Indeed, the subsequent massacre of worshippers at Saint Francis Church, Owo should be investigated as to what extent it is in direct confirmation of the threats of Uche’s abductors. This is a peculiar juncture in Nigerian history as evidenced by a similar revelation by Kaduna State Governor, Mallam Nasir El Rufai, that a classmate of his who was released from captivity recently testified that he overheard his abductors saying that the part of Kaduna State where they are hibernating is more pleasant and conducive to their work than the Sambisa forest where apparently they had hitherto dwelt. This nation is not very good at putting two and two together when it comes to existential security matters. However, it would be tragic if the government does nothing apart from promises and twitches until the country—or parts of it—is wiped off the map by insurgence and terrorism.
God forbid that this should happen; but are we reading the omens correctly? It remains to be seen whether the recent deployment of police contingents to the Kaduna-Abuja road by the Inspector-General of Police, Alkali Baba Usman, will avail or will merely end up like its forebears which failed to stem the haemorrhaging of lives. So whether we like it or not, Nigerians are in a desperate bind crying out for deliverance and escape. Nor is that all.

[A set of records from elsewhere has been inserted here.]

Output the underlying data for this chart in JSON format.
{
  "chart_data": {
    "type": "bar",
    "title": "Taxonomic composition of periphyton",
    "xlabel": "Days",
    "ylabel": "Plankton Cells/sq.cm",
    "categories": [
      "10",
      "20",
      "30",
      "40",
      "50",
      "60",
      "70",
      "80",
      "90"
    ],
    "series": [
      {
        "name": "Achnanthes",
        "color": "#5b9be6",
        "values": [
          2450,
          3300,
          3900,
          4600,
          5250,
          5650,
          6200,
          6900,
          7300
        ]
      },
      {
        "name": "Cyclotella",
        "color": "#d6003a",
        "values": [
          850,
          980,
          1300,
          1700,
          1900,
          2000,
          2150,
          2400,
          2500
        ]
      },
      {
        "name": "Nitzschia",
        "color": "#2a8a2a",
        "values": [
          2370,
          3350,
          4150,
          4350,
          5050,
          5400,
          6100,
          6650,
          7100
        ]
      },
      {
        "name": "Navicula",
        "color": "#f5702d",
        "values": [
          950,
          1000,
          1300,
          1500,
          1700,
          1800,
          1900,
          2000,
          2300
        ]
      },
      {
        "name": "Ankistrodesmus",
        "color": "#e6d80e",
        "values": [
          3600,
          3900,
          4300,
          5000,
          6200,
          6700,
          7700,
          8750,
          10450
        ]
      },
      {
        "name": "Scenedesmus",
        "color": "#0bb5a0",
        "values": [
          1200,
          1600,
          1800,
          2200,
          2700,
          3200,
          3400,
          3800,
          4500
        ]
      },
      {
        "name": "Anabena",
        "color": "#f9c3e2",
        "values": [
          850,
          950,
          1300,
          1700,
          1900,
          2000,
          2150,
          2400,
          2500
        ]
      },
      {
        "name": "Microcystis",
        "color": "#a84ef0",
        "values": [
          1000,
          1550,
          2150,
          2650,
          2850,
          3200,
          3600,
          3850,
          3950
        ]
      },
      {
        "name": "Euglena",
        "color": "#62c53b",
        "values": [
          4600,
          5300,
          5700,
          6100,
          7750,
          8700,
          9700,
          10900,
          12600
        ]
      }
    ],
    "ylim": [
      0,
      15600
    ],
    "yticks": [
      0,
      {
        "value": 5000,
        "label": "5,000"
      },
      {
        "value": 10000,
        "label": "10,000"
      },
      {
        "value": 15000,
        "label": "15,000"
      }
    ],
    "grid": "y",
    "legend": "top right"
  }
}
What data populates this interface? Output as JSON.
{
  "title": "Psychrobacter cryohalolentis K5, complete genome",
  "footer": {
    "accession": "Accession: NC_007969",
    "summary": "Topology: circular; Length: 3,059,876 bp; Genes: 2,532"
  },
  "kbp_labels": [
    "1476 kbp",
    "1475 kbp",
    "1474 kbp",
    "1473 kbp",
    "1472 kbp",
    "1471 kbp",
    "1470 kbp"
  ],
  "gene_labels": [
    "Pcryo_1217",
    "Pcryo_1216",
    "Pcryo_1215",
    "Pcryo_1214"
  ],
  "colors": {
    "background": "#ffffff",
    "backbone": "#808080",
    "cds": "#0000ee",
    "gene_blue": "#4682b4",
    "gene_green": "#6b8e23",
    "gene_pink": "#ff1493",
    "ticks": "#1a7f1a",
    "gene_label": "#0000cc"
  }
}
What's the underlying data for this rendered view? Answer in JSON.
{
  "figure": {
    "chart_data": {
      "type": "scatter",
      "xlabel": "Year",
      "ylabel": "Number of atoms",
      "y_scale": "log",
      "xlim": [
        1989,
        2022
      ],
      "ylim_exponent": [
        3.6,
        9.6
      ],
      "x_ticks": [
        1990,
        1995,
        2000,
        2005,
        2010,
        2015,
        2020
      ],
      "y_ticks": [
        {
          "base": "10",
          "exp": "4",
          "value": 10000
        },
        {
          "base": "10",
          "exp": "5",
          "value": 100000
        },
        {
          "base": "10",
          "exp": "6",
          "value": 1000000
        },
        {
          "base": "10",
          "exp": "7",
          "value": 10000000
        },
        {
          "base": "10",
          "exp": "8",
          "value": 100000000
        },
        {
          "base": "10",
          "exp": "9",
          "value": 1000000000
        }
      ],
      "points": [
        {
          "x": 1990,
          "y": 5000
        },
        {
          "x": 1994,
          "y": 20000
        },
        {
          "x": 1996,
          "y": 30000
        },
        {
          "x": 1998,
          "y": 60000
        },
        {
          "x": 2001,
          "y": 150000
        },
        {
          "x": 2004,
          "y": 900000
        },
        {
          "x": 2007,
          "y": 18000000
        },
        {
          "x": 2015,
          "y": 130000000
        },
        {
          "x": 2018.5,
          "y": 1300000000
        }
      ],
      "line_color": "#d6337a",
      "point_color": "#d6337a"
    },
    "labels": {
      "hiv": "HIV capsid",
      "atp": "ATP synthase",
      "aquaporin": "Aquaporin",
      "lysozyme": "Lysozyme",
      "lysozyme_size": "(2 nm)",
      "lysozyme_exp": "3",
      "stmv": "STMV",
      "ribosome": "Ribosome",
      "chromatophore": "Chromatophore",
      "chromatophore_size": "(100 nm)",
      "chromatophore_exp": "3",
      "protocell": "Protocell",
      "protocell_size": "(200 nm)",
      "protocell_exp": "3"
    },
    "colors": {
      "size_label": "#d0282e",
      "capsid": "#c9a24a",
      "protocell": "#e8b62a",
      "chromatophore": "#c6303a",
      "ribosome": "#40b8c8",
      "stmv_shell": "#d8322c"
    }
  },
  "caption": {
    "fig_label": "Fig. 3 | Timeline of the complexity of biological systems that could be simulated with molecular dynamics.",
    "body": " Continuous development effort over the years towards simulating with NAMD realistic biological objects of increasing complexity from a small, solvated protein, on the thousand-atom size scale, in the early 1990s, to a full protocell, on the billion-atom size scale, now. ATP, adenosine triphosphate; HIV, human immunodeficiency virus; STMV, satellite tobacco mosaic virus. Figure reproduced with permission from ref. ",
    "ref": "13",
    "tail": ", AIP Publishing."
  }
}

In spite of repeated promises, the electric power situation has gone from bad to worse, attended by serial breakdowns of the National Power Grid in the face of upward cascades in the unit price of electricity. Only recently, the Nigeria Labour Congress put it aptly when it said that Nigerians are paying for megawatts of darkness. It would have been nice to say that there is an end in sight but one is restricted from so declaring because of several unkept promises on the part of government, not only on this matter but in several others.
Other issues agitating many Nigerians include the ongoing strike by the Academic Staff Union of Universities, which has passed the 130-day benchmark, and cognate strikes by other unions in the universities amounting to paralysis of public higher education except in private universities. Without mentioning, the deadly inflationary spiral added to the misery, poverty and degradation in the land.
Is there an end in sight? The answer is blowing in the wind but for the sake of the much distressed and stranded humanity, the authorities should jerk themselves awake before too many people pass on out of hopelessness, despair or the pangs of hardship on a huge scale.